In seinen in rascher Abfolge erschienen Schriften Genpatsu to genbaku 原発と原爆 (August 2011) und Shinsai / genpatsu bungakuron 震災・原発文学論 (März 2013) setzt er sich anhand literarischer und popkultureller Erzeugnisse kritisch mit der Frage auseinander, wie es überhaupt zu dieser menschenverursachten Katastrophe im März 2011 kommen konnte. Gesellschaftliche und politische Kritik aus literaturwissenschaftlicher Perspektive sieht sich jedoch mit der Frage konfrontiert, inwiefern sich eine Beschränkung auf fiktive Werke eignet. Zumal die Grenze zwischen Fiktion, Reportage und Augenzeugenbericht gerade in Texten der Katastrophenliteratur verwischen, wie sich beispielsweise anhand der Atombombenliteratur (genbaku bungaku 原爆文学) deutlich aufzeigen lässt.
Wie sieht die aktuelle Literaturkritik in Japan aus? Welche Gangart schlägt sie vor, um sich ein Bild der Literarischen Produktion jenseits eines festen Kanons zu machen? Und benennt sie Mechanismen der Kanonisierung?
Dieser Frage soll anhand von Aufsätzen des Literaturkritikers Ōsawa Nobuaku (*1976) nachgegangen werden.

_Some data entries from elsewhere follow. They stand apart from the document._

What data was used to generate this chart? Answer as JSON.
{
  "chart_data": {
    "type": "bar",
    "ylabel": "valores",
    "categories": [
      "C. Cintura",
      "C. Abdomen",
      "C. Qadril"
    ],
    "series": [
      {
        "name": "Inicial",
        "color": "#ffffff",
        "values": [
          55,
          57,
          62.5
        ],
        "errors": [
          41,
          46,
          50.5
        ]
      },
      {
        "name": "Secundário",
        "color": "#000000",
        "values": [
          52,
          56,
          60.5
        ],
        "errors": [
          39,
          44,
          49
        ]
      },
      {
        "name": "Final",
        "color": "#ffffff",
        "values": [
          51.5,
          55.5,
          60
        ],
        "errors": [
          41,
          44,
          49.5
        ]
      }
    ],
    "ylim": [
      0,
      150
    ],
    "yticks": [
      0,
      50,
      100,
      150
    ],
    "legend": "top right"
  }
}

In seinem 2013 erschienenen Band Shinseiki shinten 新世紀神典 (Göttliche Komödie des neuen Jahrtausends) experimentiert er mit neuen Formen der Literaturkritik. So befinden sich im titelgebenden Aufsatz (Shinchō, Dezember 2012) zusammen mit dem Detektiv Hundegott Ashura weitere Protagonisten, unter anderem Aus Romanen von Abe Kazushige (Ayame Mizuki aus Pisutoruzu ピストルズ, 2010), Maijō Ōtarō (Disco Wednesday aus Disuco tantei suiyōbi ディスコ探偵水曜日, 2005), und Machida Kō (Sukuna Bikona aus Shukuya meguri 宿屋めぐり, 2008) in einem verschlossenen Zimmer, und führen einen Disput miteinander. Der Essay Fukkatsu no hihyō 復活の批評 (Bungakukai, März 2011) ist eine Auseinandersetzung mit der Frage nach dem Verhältnis von politischem Engagement und Literaturkritik. Dieses wird durchgespielt anhand des ambitionierten doch nach kurzer Zeit beendete Projekt des von Karatani Kōjin im Jahr 2000 gegründeten New Associationist Movement (NAM), welches als Gegenbewegung zum Kapitalismus und Nationalismus (資本と国家への対抗運動) gedacht war.
Datsu Nippon ki 出日本記 (Gunzō, Mai 2012) handelt von der Dreifachkatastrophe in der Tōhoku-Region sowie der Frage nach dem Verhältnis von gesellschaftlicher Verantwortung und der Rolle der Literatur.
In ihrem oszillierenden Zustand widersetzt sich die Gegenwartsliteratur hartnäckig einer allzu voreiligen Klassifizierung in Genres, Gruppierungen und normative Konstrukte einer Kanonbildung.
Nach einem kurzen Überblick wird die Frage nach der gegenwärtigen Form der Literaturkritik in Japan und ihrer Position in der Auseinandersetzung mit der Literatur der Gegenwart diskutiert.